The essence of Christianity is love and there is a little room for love in Susah's heart. She has frequent visions of Dachux (including one very powerful one at the walls of the Garden of Eden, which the Dragoneer Corps exists to protect), whose history and rivalry with Noah, Susah's father, is further explored in this book. I read somewhere that Sutherland plans ten or eleven books for this series and chances are the conversation that will reconcile Noah and Susah will only take place much later. It's also possible that when Noah explains everything to Susah, they will not be reconciled because God has told Noah that Susah will not board the Ark.
If it is ever published, I will read the third book anyway because there are still almost 80 years to go until the Flood and that is a lot of time for Susah's character to develop. It's also a lot of time for a lot more violence and social decay to confirm God in His perception that the world He has created deserves to be destroyed. The connection between the Flood and humanity's ultimate fate (Revelations) will no doubt be explored at greater length through Sutherland's skillful skewering of modern mores and institutions. This element of the books is almost enough to make you overlook Sutherland's love of violence, the modern institution he should be skewering. There is some hope that Noah will do so when he finally explains himself -- he refuses an offer to take over the army in this book, when his father Lamech is promoted to Chief Elder, indicating his distaste for violence.

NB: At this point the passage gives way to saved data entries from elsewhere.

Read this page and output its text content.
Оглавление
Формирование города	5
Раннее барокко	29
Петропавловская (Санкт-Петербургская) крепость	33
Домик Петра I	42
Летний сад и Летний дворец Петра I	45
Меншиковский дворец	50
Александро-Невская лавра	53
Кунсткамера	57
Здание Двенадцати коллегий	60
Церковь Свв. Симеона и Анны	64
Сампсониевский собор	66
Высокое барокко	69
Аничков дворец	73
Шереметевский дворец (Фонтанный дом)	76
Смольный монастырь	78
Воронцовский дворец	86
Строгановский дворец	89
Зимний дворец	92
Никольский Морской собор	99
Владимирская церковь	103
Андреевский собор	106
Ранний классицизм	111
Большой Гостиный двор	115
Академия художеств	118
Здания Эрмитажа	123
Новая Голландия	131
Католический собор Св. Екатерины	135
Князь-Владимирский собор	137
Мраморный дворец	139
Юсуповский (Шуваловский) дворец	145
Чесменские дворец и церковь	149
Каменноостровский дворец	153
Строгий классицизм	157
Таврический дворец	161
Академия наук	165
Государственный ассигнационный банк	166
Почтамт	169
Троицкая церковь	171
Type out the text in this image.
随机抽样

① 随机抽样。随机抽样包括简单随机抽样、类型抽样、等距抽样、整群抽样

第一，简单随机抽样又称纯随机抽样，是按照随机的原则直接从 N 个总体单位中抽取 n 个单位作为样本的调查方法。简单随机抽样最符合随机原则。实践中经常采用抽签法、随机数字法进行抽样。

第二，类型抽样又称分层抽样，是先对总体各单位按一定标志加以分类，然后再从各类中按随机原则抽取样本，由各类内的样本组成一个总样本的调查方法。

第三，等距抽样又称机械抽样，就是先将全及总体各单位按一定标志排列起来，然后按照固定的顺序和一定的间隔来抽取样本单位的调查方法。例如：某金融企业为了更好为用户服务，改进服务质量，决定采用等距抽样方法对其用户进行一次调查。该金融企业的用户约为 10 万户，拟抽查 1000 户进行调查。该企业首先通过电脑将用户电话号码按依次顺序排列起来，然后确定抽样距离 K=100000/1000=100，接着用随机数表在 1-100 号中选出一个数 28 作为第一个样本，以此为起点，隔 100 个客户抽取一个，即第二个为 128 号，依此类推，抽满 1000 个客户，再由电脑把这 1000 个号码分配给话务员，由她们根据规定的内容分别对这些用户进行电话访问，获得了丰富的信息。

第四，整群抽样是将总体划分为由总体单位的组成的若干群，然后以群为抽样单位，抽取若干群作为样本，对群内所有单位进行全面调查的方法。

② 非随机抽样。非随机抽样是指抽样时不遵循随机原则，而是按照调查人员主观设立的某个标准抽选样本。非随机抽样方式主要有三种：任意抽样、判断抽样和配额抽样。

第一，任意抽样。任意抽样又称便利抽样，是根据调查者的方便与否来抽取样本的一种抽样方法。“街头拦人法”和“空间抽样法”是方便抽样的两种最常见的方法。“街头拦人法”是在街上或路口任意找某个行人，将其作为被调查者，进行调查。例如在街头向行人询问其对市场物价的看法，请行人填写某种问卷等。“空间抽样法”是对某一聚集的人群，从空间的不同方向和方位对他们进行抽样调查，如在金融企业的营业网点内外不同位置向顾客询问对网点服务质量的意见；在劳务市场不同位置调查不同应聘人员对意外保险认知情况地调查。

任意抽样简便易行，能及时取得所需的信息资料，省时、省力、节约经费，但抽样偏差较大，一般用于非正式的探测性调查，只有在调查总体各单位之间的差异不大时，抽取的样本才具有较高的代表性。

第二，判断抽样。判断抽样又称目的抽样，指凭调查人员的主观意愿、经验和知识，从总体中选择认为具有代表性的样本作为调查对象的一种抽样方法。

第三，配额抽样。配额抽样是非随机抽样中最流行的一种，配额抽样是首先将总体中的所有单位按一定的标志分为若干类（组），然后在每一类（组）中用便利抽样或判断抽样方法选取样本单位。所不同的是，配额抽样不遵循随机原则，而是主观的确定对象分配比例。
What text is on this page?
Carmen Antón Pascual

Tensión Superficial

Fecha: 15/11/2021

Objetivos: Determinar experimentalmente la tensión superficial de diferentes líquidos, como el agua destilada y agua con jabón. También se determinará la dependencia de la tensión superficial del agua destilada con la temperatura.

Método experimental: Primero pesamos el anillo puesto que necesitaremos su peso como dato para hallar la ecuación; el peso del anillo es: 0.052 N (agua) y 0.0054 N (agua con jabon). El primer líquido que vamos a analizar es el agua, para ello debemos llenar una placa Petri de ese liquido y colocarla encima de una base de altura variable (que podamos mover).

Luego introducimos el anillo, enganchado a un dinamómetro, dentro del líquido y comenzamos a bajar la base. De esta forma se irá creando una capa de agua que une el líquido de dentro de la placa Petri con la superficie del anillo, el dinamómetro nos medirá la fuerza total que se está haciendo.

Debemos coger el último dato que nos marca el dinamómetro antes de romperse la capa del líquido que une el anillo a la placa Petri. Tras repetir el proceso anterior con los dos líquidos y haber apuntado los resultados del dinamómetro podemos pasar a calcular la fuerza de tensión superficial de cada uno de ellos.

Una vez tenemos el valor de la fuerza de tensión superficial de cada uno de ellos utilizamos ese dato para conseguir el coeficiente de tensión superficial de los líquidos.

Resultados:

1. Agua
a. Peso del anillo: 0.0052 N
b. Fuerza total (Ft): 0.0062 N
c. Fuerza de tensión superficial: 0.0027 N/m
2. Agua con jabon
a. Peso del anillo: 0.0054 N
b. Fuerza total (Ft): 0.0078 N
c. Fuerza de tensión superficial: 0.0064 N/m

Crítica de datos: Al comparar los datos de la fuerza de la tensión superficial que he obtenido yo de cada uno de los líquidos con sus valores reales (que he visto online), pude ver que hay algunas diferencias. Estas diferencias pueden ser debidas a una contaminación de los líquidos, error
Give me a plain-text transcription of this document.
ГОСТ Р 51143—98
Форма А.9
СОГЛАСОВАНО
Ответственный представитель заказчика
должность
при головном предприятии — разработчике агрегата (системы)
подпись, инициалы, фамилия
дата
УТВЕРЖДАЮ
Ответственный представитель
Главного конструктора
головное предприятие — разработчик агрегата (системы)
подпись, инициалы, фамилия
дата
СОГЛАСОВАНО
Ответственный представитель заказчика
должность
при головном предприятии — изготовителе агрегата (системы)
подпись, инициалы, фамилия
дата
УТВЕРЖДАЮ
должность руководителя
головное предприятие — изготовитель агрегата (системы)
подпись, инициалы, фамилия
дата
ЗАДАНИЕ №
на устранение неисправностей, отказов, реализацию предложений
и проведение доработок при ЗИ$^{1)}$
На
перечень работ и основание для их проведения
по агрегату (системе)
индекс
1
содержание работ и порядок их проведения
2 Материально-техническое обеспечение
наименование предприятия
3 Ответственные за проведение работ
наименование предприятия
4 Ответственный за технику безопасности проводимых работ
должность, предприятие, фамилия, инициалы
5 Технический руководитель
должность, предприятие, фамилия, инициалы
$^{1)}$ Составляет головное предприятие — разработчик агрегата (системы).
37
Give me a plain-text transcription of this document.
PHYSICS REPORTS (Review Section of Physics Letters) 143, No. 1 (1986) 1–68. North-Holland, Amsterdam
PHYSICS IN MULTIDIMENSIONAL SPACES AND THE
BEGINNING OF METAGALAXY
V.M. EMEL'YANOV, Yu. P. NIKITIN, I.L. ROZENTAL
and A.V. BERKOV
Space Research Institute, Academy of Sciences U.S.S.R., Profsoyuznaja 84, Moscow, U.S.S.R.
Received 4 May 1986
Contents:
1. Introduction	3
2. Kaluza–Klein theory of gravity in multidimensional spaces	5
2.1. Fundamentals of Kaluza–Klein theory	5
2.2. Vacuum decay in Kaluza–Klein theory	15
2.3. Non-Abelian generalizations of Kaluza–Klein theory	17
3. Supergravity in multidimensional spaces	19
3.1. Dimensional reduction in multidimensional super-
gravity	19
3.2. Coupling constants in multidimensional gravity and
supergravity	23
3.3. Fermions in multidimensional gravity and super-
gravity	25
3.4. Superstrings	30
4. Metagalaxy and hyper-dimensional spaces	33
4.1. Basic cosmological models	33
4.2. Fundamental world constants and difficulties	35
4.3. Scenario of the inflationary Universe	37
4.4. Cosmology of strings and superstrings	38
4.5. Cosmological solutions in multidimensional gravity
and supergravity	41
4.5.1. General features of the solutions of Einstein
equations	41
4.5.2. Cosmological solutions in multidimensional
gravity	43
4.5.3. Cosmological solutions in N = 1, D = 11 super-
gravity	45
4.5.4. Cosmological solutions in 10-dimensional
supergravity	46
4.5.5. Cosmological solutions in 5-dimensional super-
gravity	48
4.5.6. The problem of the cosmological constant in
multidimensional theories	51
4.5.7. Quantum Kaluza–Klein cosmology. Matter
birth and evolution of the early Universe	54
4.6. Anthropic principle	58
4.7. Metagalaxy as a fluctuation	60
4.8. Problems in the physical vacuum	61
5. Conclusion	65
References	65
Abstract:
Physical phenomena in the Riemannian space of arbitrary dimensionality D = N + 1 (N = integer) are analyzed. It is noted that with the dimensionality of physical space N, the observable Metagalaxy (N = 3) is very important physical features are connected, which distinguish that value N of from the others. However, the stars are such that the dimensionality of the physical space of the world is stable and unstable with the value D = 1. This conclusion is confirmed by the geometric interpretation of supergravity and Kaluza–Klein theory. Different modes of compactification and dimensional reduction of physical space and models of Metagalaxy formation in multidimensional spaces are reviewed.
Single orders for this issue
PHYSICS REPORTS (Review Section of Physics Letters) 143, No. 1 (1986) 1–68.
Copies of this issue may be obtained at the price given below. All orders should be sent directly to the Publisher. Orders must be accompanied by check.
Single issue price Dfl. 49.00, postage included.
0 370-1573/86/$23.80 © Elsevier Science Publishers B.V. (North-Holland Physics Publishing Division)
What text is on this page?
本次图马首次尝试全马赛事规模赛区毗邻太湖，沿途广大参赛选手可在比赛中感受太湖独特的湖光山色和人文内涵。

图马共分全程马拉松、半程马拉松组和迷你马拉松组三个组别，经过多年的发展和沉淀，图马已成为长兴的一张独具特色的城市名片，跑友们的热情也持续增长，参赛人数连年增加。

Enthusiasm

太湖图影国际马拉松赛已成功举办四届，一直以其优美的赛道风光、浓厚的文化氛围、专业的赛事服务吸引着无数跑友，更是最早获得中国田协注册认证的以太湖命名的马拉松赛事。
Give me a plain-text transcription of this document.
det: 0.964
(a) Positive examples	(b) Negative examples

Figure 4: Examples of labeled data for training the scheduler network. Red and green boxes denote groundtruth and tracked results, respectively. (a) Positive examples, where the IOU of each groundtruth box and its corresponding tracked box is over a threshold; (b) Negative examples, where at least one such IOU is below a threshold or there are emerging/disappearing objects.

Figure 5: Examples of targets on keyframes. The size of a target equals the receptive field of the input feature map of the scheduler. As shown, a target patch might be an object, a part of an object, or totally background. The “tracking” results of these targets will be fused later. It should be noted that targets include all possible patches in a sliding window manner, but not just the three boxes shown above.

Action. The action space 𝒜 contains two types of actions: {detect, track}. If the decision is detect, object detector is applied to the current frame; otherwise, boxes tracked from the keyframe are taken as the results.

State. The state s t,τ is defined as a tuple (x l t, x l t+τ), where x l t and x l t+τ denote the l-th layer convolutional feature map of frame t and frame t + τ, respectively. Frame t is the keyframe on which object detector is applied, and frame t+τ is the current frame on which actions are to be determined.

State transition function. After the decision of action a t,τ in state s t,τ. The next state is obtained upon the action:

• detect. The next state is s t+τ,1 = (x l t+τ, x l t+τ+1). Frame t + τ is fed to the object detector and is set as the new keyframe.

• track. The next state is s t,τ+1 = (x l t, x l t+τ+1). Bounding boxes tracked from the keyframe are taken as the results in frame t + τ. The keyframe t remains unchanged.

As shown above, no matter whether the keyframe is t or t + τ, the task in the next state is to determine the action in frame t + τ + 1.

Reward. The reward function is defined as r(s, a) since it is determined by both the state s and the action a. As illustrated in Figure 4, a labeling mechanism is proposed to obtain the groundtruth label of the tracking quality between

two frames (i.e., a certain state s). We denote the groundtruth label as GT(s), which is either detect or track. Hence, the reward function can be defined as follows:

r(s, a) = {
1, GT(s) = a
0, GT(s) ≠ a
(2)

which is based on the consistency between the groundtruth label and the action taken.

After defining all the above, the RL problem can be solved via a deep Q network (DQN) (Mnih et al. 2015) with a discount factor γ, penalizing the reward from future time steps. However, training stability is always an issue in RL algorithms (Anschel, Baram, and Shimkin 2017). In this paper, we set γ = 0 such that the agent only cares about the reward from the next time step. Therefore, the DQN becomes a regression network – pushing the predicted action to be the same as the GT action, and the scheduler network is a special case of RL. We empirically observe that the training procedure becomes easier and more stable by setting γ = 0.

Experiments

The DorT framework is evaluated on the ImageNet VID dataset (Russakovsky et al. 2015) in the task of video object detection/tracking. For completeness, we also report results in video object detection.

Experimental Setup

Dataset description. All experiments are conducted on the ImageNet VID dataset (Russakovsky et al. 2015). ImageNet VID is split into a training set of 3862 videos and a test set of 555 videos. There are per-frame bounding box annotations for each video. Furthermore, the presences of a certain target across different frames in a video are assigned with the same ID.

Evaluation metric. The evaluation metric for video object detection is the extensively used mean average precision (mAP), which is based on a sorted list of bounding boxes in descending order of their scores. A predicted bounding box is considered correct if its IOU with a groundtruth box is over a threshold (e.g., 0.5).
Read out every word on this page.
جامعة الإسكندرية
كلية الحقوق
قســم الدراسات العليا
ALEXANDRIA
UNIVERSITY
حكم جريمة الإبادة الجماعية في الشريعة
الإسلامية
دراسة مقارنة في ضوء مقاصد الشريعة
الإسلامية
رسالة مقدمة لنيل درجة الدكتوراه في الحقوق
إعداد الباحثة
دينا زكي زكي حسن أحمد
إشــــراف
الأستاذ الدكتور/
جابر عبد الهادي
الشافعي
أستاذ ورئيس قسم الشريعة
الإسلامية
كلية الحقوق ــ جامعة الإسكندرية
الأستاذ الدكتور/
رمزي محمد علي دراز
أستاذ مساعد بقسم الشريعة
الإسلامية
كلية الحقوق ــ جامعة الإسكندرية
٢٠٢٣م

There are a few interesting developments in this book, which culminates in an extended series of battle sequences taking place in southeast Sethica. We find out that one-sixth (500,000) of the population of Sethopolis is made up of half-ogres, which suggests that the majority of the women in Sethopolis have been raped multiple times by an ogre, unless there's something special about ogre sperm such that it knocks up any woman automatically. When Abaddon captures Susah and she rejects his offer to become one of his brood mares, he decides for some reason that he would rather kill her than give her to the Nephilim and ogres, who are mostly fighting so that they can rape human women (I think). There are even entire chapters told from the point of view of a Cainite officer, Colonel Rek, who has an interesting plan to bring about an alliance between the Cainites and Sethica. But I think I have already figured out how Susah plays into this plan and that she will refuse to marry a Cainite prince. Anyway, overall, I give this book two stars and hope that the third book allows Susah's character to become a little more balanced.